Edgar Morin: une morale pour notre temps

L’année même du centenaire de sa naissance, le sociologue et philosophe français Edgar Morin publie non pas son bilan de vie personnel, mais fait part de son regard d’acteur et d’analyste sur ce siècle qu’il achève de traverser.

Tout particulièrement sur les affrontements, les révolutions, les dérives, mais aussi les rêves et les moments furtifs de générosité et de grandeur qui ont marqué ces cent dernières années. Le penseur livre au passage son kit de survie, tout en regrettant que ses contemporains n’en fassent  pas suffisamment usage. 

Morin a choisi de vivre ses dernières années dans un îlot marocain  où les voisins ont encore l’habitude de se dire  « bonjour » le matin, loin de cet univers déprimant où des humains anonymes scotchés à leur portable courent chacun pour son compte à la recherche de profit. Morin reconnaît que la quête du bonheur et de l›amour aura marqué sa vie, même s’il avoue avoir été meilleur époux et compagnon que père de famille attentif.

Car notre sociologue centenaire éprouve un immense besoin de communion et d’affection. Revanche de l’enfant qui perdit sa mère trop tôt et qui fut livré à lui-même pour s’affirmer et chercher sa voie. Français, issu d’une famille juive séfarade de Salonique, il entre sous l’occupation dans un réseau de la résistance et participe à Paris avec ses camarades marxistes au défilé de la victoire du 26 août 1944.

«Les «leçons» d’Edgar Morin sont  autant le fruit de son expérience de vie que de sa réflexion objective et rigoureuse.»

La révélation des crimes staliniens l’amena non sans peine à quitter le parti communiste pour demeurer libre de toute allégeance partisane ou idéologique. Il sut aussi prendre ses distances d’avec l’institution académique française. Un poste au CNRS lui suffit pour mener ses recherches en toute liberté et assurer sa notoriété.

Le livre d’Edgar Morin fourmille d’épisodes socio-culturels où il fut mêlé de loin ou de près. Ses «leçons» sont  autant le fruit de son expérience de vie que de sa réflexion objective et rigoureuse.

Quelques principes fondamentaux l’habitent. Il aimerait les léguer en testament à ceux et celles qui lui survivront.

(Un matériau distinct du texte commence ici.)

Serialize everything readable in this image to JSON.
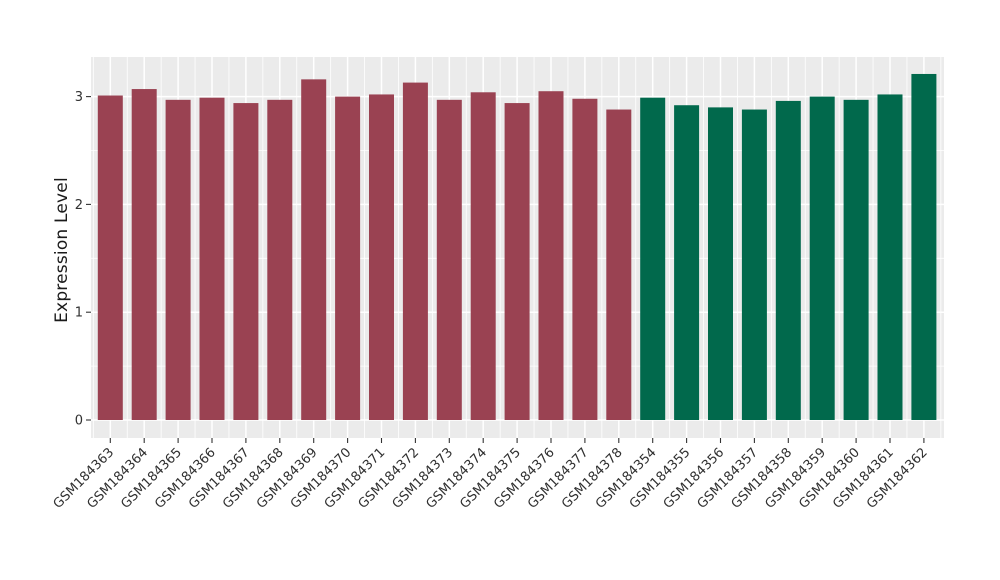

Tout d’abord, sa conviction que l’homme est un être complexe, qui ne se laisse pas réduire à une seule de ses composantes. Il est tout à la fois rationnel, envahi par ses pulsions primaires et investi par le mythe ou la religion. Chacune de ces entités contribue à le construire.

Cet humain doit aussi «vivre et nager dans un océan d’incertitudes en se ravitaillant dans des îlots de certitudes». Rien n’est jamais définitif pour l’être humain. Versatile, il ne cesse de progresser ou de régresser et doit toujours s’attendre à l’imprévisible et l’inattendu. Aucun de ses acquis n’est irréversible. Sont espérance se limite à attendre l’inespéré.

Cette pensée serait-elle pessimiste ? Proche de l’Ecclésiaste qui prêchait: «Rien de nouveau sous le soleil ! Ce qui a été est aussi ce qui sera» ? Sans perspective d’un avenir stable et définitivement lumineux ? Morin ne croit plus au «grand soir» communiste, pas plus qu’il n’espère «un ciel nouveau et une terre nouvelle».

«Le temps n’est pas à l’exaltation et au discours fumeux grandiloquents, mais à de modestes opérations de sauvetage»

Toutefois, il ne désespère pas de l’homme et va même jusqu’à lui proposer « une hygiène de vie », une morale du quotidien sans trop de déceptions et de désillusions. Il l’encourage à se satisfaire de tous les petits bonheurs qui éclosent modestement sur son chemin.

Plus que celle de l’Ecclésiaste, la pensée de Morin est proche d’Epicure. Sans emphase et réaliste, il veut «cueillir le jour», tel qu’il se donne, même sous un ciel nébuleux. Proche aussi d’une certaine sagesse évangélique qui ne désespère pas de se faire des amis avec «l’argent malhonnête» (Luc 10,9).

Les temps sont durs, mais l’homme peut en tirer parti, trouver dans le mal qui l’obsède un bien qui le surprenne. Les «Leçons d’un siècle» d’Edgar Morin, semblent être appropriées à notre époque. Elles ne nous invitent pas à des traversées grandioses mais incertaines. Elles préfèrent le cabotage côtier plus abri des tempêtes. Le temps n’est pas à l’exaltation et au discours fumeux grandiloquents, mais à de modestes opérations de sauvetage. 

Edgar Morin : Leçons d’un siècle de vie, Editions Denoël, 2021, 147 pages.